Vingt cinq ans plus tard, Denis Langlois retourne à Monnerville pour y glaner des témoignages… et l’écriture s’enclenche, il rédige La Cavale du babouin,  dans un style gouailleur, fort agréable, où il s’adresse en le tutoyant au camarade babouin. Nos chers  policiers n’y font pas bonne figure. C’est que notre auteur les a fréquenté jeune, au temps où il fut objecteur de conscience, il ne semble pas en avoir gardé un bon souvenir. Est-ce ce qui l’a amené à publier en 1974, aux éditions du Seuil, « Les dossiers noirs de la police française ? » 

Denis Langlois n’a pas tout à fait renoncé à son premier projet : au fil des pages on y voit défiler Jésus, en contrepoint… Comme Jésus, le babouin va de village en village. Parce que, comme lui, il est trop étranger, inhabituel, différent, il provoque la peur. Donc on le juge agressif, dangereux… Il sera donc exécuté… Rares sont les humains à avoir été assez humains pour approcher le singe et le juger sympathique : il y en a eu ! 

Peut-on soutenir que ce livre est une manière de parabole décrivant le sort des enfants obstinés, comme dit la chanson ? Obstinés à vouloir un autre monde que celui où nous sommes établis ? Obstinés à désirer la paix, et un peu d’humanité ? Denis Langlois, vieux militant, l’avoue en première page du livre :

Tu vas te ridiculiser. On va croire que c’est ta vie que tu racontes.

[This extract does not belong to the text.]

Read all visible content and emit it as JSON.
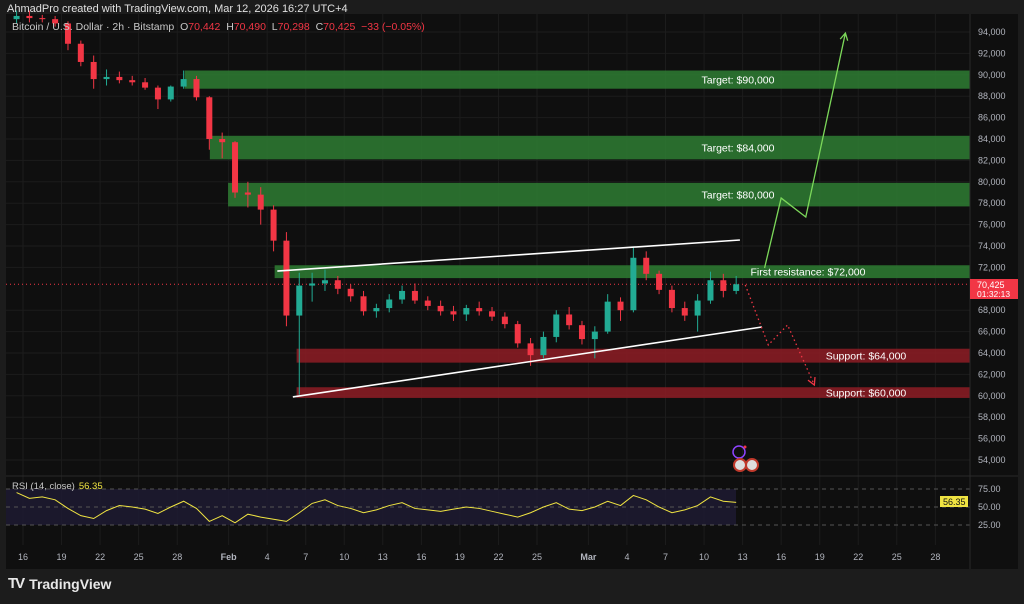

Ce babouin est une figure emblématique de l’innocence enfantine. Une figure de l’innocence de ces militants qui n’ont pas renoncé à leurs rêves d’enfance où le monde était beau, et bon ? 

Gare au babouin !

Le 31 juillet 1995, le babouin est aperçu pour la première fois dans un jardin, à Lardy. On appelle la police, un employé du zoo de Saint-Vrain nommé Dany intervient. Il n’a pas de cartouche hypodermique mais du gros plomb… il le touche à la cuisse, le babouin ne demande pas son reste. Pendant un mois il va battre la campagne de la Beauce. Il est vu et revu, il devient célèbre. La presse relate le témoignage d’un homme qui l’a vu attaquer un chevreuil pour le manger ! Il grandit dans l’imagination ambiante, et acquiert de belles proportions : une femme porte plainte pour viol, le babouin a abusé d’elle alors qu’elle dormait dans son lit, la fenêtre ouverte… Sans doute la chanson de Brassens l’avait-elle inspirée… Par contre, si elle avait su que chez les babouins l’acte sexuel ne dure que sept à huit secondes, ses fantasmes auraient été douchés ! 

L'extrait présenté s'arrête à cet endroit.